After years of making waves, Iceland settles into NATO role

If the White House and State Department are in search of a foreign-policy success, they might look to this barren and largely uninhabited island nation in the North Atlantic.

At a time when the survival of the NATO alliance is being questioned on both sides of the Atlantic, Iceland has come to view its participation in NATO with a new-found comfort.

In fact, there is an unprecedented warmth in relations between the United States and Iceland, which plays a vital role in defending NATO's northern flank.

''We have treated Iceland with a great deal of political sensitivity and it has paid off,'' says US Ambassador Marshall Brement, who many say is the first ''serious'' American envoy posted in Iceland. ''In terms of attitudes toward the US, we are as well off here as anywhere in Europe.''

Only recently has Iceland been able to bury its reputation as the ''reluctant ally'' - easing tensions created by the presence of a US Navy air base at Keflavik.

In 1949, when Iceland decided to join NATO, riots racked the capital, Reykjavik.
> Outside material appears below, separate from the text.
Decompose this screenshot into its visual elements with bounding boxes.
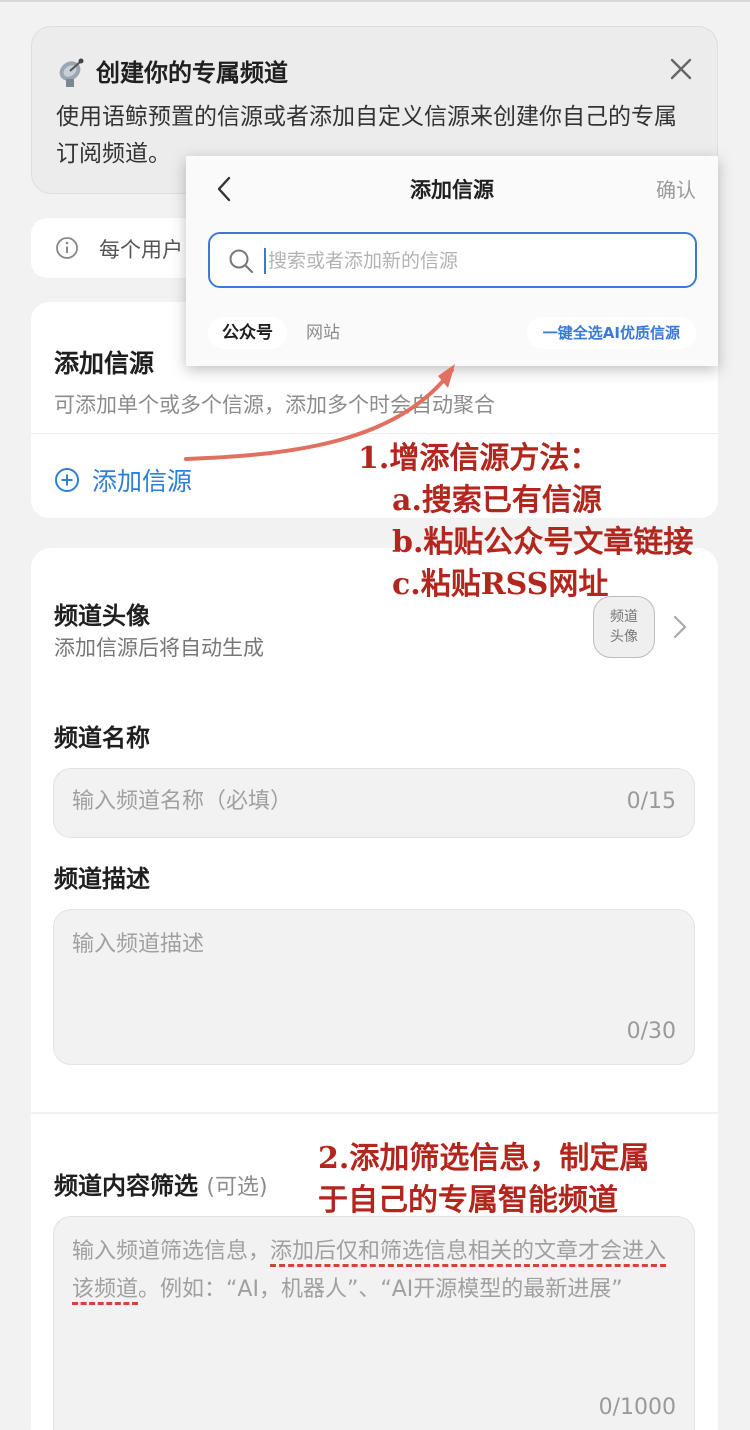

In 1955 and 1973 Icelandic governments asked the US to withdraw its troops.

There used to be a demonstration in front of the US Embassy each year. But most of Iceland's 230,000 people now seem to accept the US presence.

''Icelandic support for the base and for the country's NATO affiliation hasn't seen such support in the last 20 years,'' says Jon Halldorsson, a special assistant to Prime Minister Gunnar Thoroddsen. ''The base, in particular, has become somewhat of a nonissue in Icelandic politics.''

There are several reasons for this:

* American privileges to leave the base area have been severely restricted, deflating local complaints that servicemen were intruding on everyday Icelandic life.

* Icelanders have begun to realize the base's role in Iceland's defense. ''We see it as a matter of collective defense,'' Mr. Halldorsson says.

* The leftist People's Alliance party has been silenced somewhat. By joining the coalition government it has in effect admitted defeat on the base and NATO issues.

Iceland is strategically important because it is roughly equidistant from Greenland, Norway, and the northern tip of Scotland. The 600 Soviet military surface vessels and 200 submarines based on the Kola Peninsula (more than half the Soviet flotilla) must pass by Icelandic waters to reach the Atlantic. Two AWACS surveillance planes and squadrons of F-4 interceptors and antisubmarine P- 3Cs are stationed at Keflavik to monitor Soviet activities in the area.

Relations with Iceland have not been tainted by the bickering with other West European allies. The US has let Iceland trade freely with the Soviet Union and is not pressing it to help maintain the defense force at Keflavik.

Dependence on Soviet oil has been cut from 100 percent to 60 in recent years.

People complain the Soviets are involved in broad undercover intelligence-gathering activities here.The Soviet Embassy has more officers than the Icelandic Foreign Ministry.

Iceland is not involved in the alliance debate over theater nuclear weapons.